Tomorrow is International Women’s Day. We’ve been asking IP Inclusive supporters for their thoughts on this year’s theme, #BalanceforBetter. Here are some from Andrea Brewster, leader of IP Inclusive and a member of our Women in IP committee.
Please send us yours to add to the debate. Are we nearly there with the gender balance in today’s IP professions, or do we still have a long way to go? What challenges have you seen and what would help bring us more quickly to the parity we’re seeking?
When I joined the patent profession in the late 1980s, it was well below 10% female. Those were the days when in CIPA publications, men were referred to by their initials and surname, but women had to be labelled as Miss or Mrs: a constant reminder that our status in society depended not only on our professional qualifications but also on our ability to find a man to underwrite us.
A lack of balance is inherently unstable. It is disorientating. Women had to work hard to make the most of what was essentially their “novelty value” in the workplace – it was all too easy to become the resident Trouble-Maker, or if you tried too hard to be liked, to be liked for the wrong reasons. It was tiring always to be the unusual item in the room, to have to prove yourself in the face of the omnipresent “despite” (“Do you understand these cross-sections, my dear? Usually women can’t cope with engineering drawings.”). The progress we’ve made since then is definitely something to celebrate.
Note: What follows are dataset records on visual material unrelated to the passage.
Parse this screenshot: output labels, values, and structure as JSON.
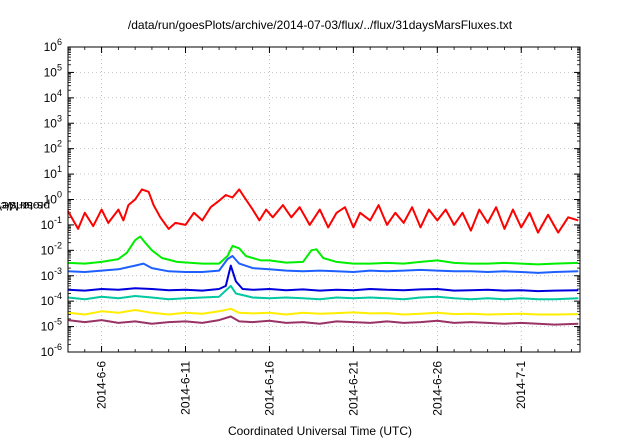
{
  "chart_data": {
    "type": "line",
    "title": "/data/run/goesPlots/archive/2014-07-03/flux/../flux/31daysMarsFluxes.txt",
    "xlabel": "Coordinated Universal Time (UTC)",
    "ylabel_parts": [
      "protons/cm",
      "2",
      "-s-sr-MeV"
    ],
    "yscale": "log",
    "ylim": [
      1e-06,
      1000000.0
    ],
    "y_ticks": [
      {
        "base": "10",
        "exp": "6"
      },
      {
        "base": "10",
        "exp": "5"
      },
      {
        "base": "10",
        "exp": "4"
      },
      {
        "base": "10",
        "exp": "3"
      },
      {
        "base": "10",
        "exp": "2"
      },
      {
        "base": "10",
        "exp": "1"
      },
      {
        "base": "10",
        "exp": "0"
      },
      {
        "base": "10",
        "exp": "-1"
      },
      {
        "base": "10",
        "exp": "-2"
      },
      {
        "base": "10",
        "exp": "-3"
      },
      {
        "base": "10",
        "exp": "-4"
      },
      {
        "base": "10",
        "exp": "-5"
      },
      {
        "base": "10",
        "exp": "-6"
      }
    ],
    "x_range_days": [
      0,
      30.5
    ],
    "x_ticks": [
      {
        "label": "2014-6-6",
        "day": 2
      },
      {
        "label": "2014-6-11",
        "day": 7
      },
      {
        "label": "2014-6-16",
        "day": 12
      },
      {
        "label": "2014-6-21",
        "day": 17
      },
      {
        "label": "2014-6-26",
        "day": 22
      },
      {
        "label": "2014-7-1",
        "day": 27
      }
    ],
    "grid": true,
    "series": [
      {
        "color": "#ff0000",
        "points": [
          [
            0,
            0.35
          ],
          [
            0.6,
            0.07
          ],
          [
            1,
            0.3
          ],
          [
            1.5,
            0.09
          ],
          [
            2,
            0.4
          ],
          [
            2.4,
            0.12
          ],
          [
            3,
            0.4
          ],
          [
            3.3,
            0.15
          ],
          [
            3.6,
            0.6
          ],
          [
            4,
            1.0
          ],
          [
            4.4,
            2.5
          ],
          [
            4.8,
            2.0
          ],
          [
            5.1,
            0.6
          ],
          [
            5.5,
            0.2
          ],
          [
            6,
            0.07
          ],
          [
            6.4,
            0.12
          ],
          [
            7,
            0.1
          ],
          [
            7.5,
            0.3
          ],
          [
            8,
            0.15
          ],
          [
            8.5,
            0.5
          ],
          [
            9,
            0.9
          ],
          [
            9.4,
            1.5
          ],
          [
            9.8,
            1.2
          ],
          [
            10.2,
            2.5
          ],
          [
            10.6,
            1.0
          ],
          [
            11,
            0.4
          ],
          [
            11.4,
            0.15
          ],
          [
            11.8,
            0.4
          ],
          [
            12.2,
            0.2
          ],
          [
            12.8,
            0.6
          ],
          [
            13.3,
            0.2
          ],
          [
            13.8,
            0.5
          ],
          [
            14.4,
            0.1
          ],
          [
            15,
            0.4
          ],
          [
            15.5,
            0.08
          ],
          [
            16,
            0.3
          ],
          [
            16.5,
            0.5
          ],
          [
            17,
            0.08
          ],
          [
            17.4,
            0.3
          ],
          [
            18,
            0.15
          ],
          [
            18.5,
            0.6
          ],
          [
            19,
            0.1
          ],
          [
            19.5,
            0.3
          ],
          [
            20,
            0.12
          ],
          [
            20.5,
            0.5
          ],
          [
            21,
            0.08
          ],
          [
            21.5,
            0.4
          ],
          [
            22,
            0.15
          ],
          [
            22.5,
            0.4
          ],
          [
            23,
            0.1
          ],
          [
            23.5,
            0.3
          ],
          [
            24,
            0.06
          ],
          [
            24.5,
            0.4
          ],
          [
            25,
            0.12
          ],
          [
            25.5,
            0.5
          ],
          [
            26,
            0.07
          ],
          [
            26.5,
            0.4
          ],
          [
            27,
            0.08
          ],
          [
            27.5,
            0.3
          ],
          [
            28,
            0.05
          ],
          [
            28.6,
            0.25
          ],
          [
            29.2,
            0.05
          ],
          [
            29.8,
            0.2
          ],
          [
            30.4,
            0.15
          ]
        ]
      },
      {
        "color": "#00ee00",
        "points": [
          [
            0,
            0.0032
          ],
          [
            1,
            0.003
          ],
          [
            2,
            0.0035
          ],
          [
            3,
            0.0045
          ],
          [
            3.5,
            0.008
          ],
          [
            4,
            0.025
          ],
          [
            4.3,
            0.035
          ],
          [
            4.6,
            0.02
          ],
          [
            5,
            0.01
          ],
          [
            5.6,
            0.005
          ],
          [
            6.5,
            0.0035
          ],
          [
            8,
            0.003
          ],
          [
            9,
            0.003
          ],
          [
            9.5,
            0.006
          ],
          [
            9.8,
            0.015
          ],
          [
            10.2,
            0.012
          ],
          [
            10.6,
            0.006
          ],
          [
            11,
            0.005
          ],
          [
            11.5,
            0.004
          ],
          [
            12,
            0.004
          ],
          [
            13,
            0.0033
          ],
          [
            14,
            0.0035
          ],
          [
            14.5,
            0.01
          ],
          [
            14.8,
            0.011
          ],
          [
            15.2,
            0.005
          ],
          [
            16,
            0.0035
          ],
          [
            17,
            0.003
          ],
          [
            18,
            0.003
          ],
          [
            19,
            0.0032
          ],
          [
            20,
            0.003
          ],
          [
            21,
            0.0035
          ],
          [
            22,
            0.004
          ],
          [
            23,
            0.0032
          ],
          [
            24,
            0.003
          ],
          [
            25,
            0.003
          ],
          [
            26,
            0.0032
          ],
          [
            27,
            0.003
          ],
          [
            28,
            0.0028
          ],
          [
            29,
            0.003
          ],
          [
            30.4,
            0.0032
          ]
        ]
      },
      {
        "color": "#1e60ff",
        "points": [
          [
            0,
            0.0015
          ],
          [
            1,
            0.0014
          ],
          [
            2,
            0.0016
          ],
          [
            3,
            0.0018
          ],
          [
            4,
            0.0025
          ],
          [
            4.5,
            0.003
          ],
          [
            5,
            0.002
          ],
          [
            6,
            0.0015
          ],
          [
            7,
            0.0014
          ],
          [
            8,
            0.0014
          ],
          [
            9,
            0.0016
          ],
          [
            9.5,
            0.0045
          ],
          [
            9.8,
            0.006
          ],
          [
            10.2,
            0.003
          ],
          [
            11,
            0.002
          ],
          [
            12,
            0.0018
          ],
          [
            13,
            0.0016
          ],
          [
            14,
            0.0015
          ],
          [
            15,
            0.0016
          ],
          [
            16,
            0.0015
          ],
          [
            17,
            0.0014
          ],
          [
            18,
            0.0016
          ],
          [
            19,
            0.0015
          ],
          [
            20,
            0.0016
          ],
          [
            21,
            0.0017
          ],
          [
            22,
            0.0016
          ],
          [
            23,
            0.0015
          ],
          [
            24,
            0.0015
          ],
          [
            25,
            0.0014
          ],
          [
            26,
            0.0015
          ],
          [
            27,
            0.0014
          ],
          [
            28,
            0.0013
          ],
          [
            29,
            0.0014
          ],
          [
            30.4,
            0.0015
          ]
        ]
      },
      {
        "color": "#0000dd",
        "points": [
          [
            0,
            0.00028
          ],
          [
            1,
            0.00026
          ],
          [
            2,
            0.0003
          ],
          [
            3,
            0.00028
          ],
          [
            4,
            0.00032
          ],
          [
            5,
            0.0003
          ],
          [
            6,
            0.00027
          ],
          [
            7,
            0.00028
          ],
          [
            8,
            0.00026
          ],
          [
            9,
            0.0003
          ],
          [
            9.4,
            0.0004
          ],
          [
            9.7,
            0.0025
          ],
          [
            10,
            0.0006
          ],
          [
            10.4,
            0.0003
          ],
          [
            11,
            0.00028
          ],
          [
            12,
            0.0003
          ],
          [
            13,
            0.00027
          ],
          [
            14,
            0.00029
          ],
          [
            15,
            0.00026
          ],
          [
            16,
            0.00028
          ],
          [
            17,
            0.00027
          ],
          [
            18,
            0.0003
          ],
          [
            19,
            0.00028
          ],
          [
            20,
            0.00027
          ],
          [
            21,
            0.00029
          ],
          [
            22,
            0.0003
          ],
          [
            23,
            0.00026
          ],
          [
            24,
            0.00027
          ],
          [
            25,
            0.00028
          ],
          [
            26,
            0.00026
          ],
          [
            27,
            0.00027
          ],
          [
            28,
            0.00025
          ],
          [
            29,
            0.00026
          ],
          [
            30.4,
            0.00027
          ]
        ]
      },
      {
        "color": "#00c8a0",
        "points": [
          [
            0,
            0.00014
          ],
          [
            1,
            0.00012
          ],
          [
            2,
            0.00015
          ],
          [
            3,
            0.00013
          ],
          [
            4,
            0.00016
          ],
          [
            5,
            0.00014
          ],
          [
            6,
            0.00012
          ],
          [
            7,
            0.00013
          ],
          [
            8,
            0.00014
          ],
          [
            9,
            0.00015
          ],
          [
            9.7,
            0.0004
          ],
          [
            10,
            0.0002
          ],
          [
            11,
            0.00014
          ],
          [
            12,
            0.00013
          ],
          [
            13,
            0.00014
          ],
          [
            14,
            0.00013
          ],
          [
            15,
            0.00012
          ],
          [
            16,
            0.00014
          ],
          [
            17,
            0.00013
          ],
          [
            18,
            0.00014
          ],
          [
            19,
            0.00013
          ],
          [
            20,
            0.00012
          ],
          [
            21,
            0.00014
          ],
          [
            22,
            0.00015
          ],
          [
            23,
            0.00013
          ],
          [
            24,
            0.00012
          ],
          [
            25,
            0.00013
          ],
          [
            26,
            0.00012
          ],
          [
            27,
            0.00013
          ],
          [
            28,
            0.00012
          ],
          [
            29,
            0.00012
          ],
          [
            30.4,
            0.00013
          ]
        ]
      },
      {
        "color": "#ffee00",
        "points": [
          [
            0,
            3.5e-05
          ],
          [
            1,
            3e-05
          ],
          [
            2,
            4e-05
          ],
          [
            3,
            3.5e-05
          ],
          [
            4,
            4.5e-05
          ],
          [
            5,
            3.5e-05
          ],
          [
            6,
            3e-05
          ],
          [
            7,
            3.5e-05
          ],
          [
            8,
            3.2e-05
          ],
          [
            9,
            4e-05
          ],
          [
            9.7,
            5e-05
          ],
          [
            10.2,
            3.5e-05
          ],
          [
            11,
            3.3e-05
          ],
          [
            12,
            3.5e-05
          ],
          [
            13,
            3e-05
          ],
          [
            14,
            3.5e-05
          ],
          [
            15,
            3.2e-05
          ],
          [
            16,
            3.4e-05
          ],
          [
            17,
            3.6e-05
          ],
          [
            18,
            3.3e-05
          ],
          [
            19,
            3.4e-05
          ],
          [
            20,
            3e-05
          ],
          [
            21,
            3.2e-05
          ],
          [
            22,
            3.5e-05
          ],
          [
            23,
            3.1e-05
          ],
          [
            24,
            3.2e-05
          ],
          [
            25,
            3e-05
          ],
          [
            26,
            3.1e-05
          ],
          [
            27,
            3.2e-05
          ],
          [
            28,
            3e-05
          ],
          [
            29,
            3e-05
          ],
          [
            30.4,
            3.1e-05
          ]
        ]
      },
      {
        "color": "#993366",
        "points": [
          [
            0,
            1.8e-05
          ],
          [
            1,
            1.5e-05
          ],
          [
            2,
            1.8e-05
          ],
          [
            3,
            1.4e-05
          ],
          [
            4,
            1.6e-05
          ],
          [
            5,
            1.3e-05
          ],
          [
            6,
            1.5e-05
          ],
          [
            7,
            1.6e-05
          ],
          [
            8,
            1.4e-05
          ],
          [
            9,
            1.8e-05
          ],
          [
            9.7,
            2.5e-05
          ],
          [
            10.2,
            1.6e-05
          ],
          [
            11,
            1.5e-05
          ],
          [
            12,
            1.7e-05
          ],
          [
            13,
            1.4e-05
          ],
          [
            14,
            1.5e-05
          ],
          [
            15,
            1.3e-05
          ],
          [
            16,
            1.6e-05
          ],
          [
            17,
            1.5e-05
          ],
          [
            18,
            1.4e-05
          ],
          [
            19,
            1.6e-05
          ],
          [
            20,
            1.4e-05
          ],
          [
            21,
            1.5e-05
          ],
          [
            22,
            1.7e-05
          ],
          [
            23,
            1.4e-05
          ],
          [
            24,
            1.5e-05
          ],
          [
            25,
            1.4e-05
          ],
          [
            26,
            1.3e-05
          ],
          [
            27,
            1.4e-05
          ],
          [
            28,
            1.3e-05
          ],
          [
            29,
            1.2e-05
          ],
          [
            30.4,
            1.3e-05
          ]
        ]
      }
    ]
  }
}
These days, when I invigilate for the patent qualifying exams, I see about 30% women. But I do wish it would increase more quickly than it has. And I particularly look forward to the day when those 30% find their way into the boardrooms and the partnerships, because only when women are part of the landscape, rather than manifestations of the “unusual” and the “despite”, can they be genuine role models for the next generation.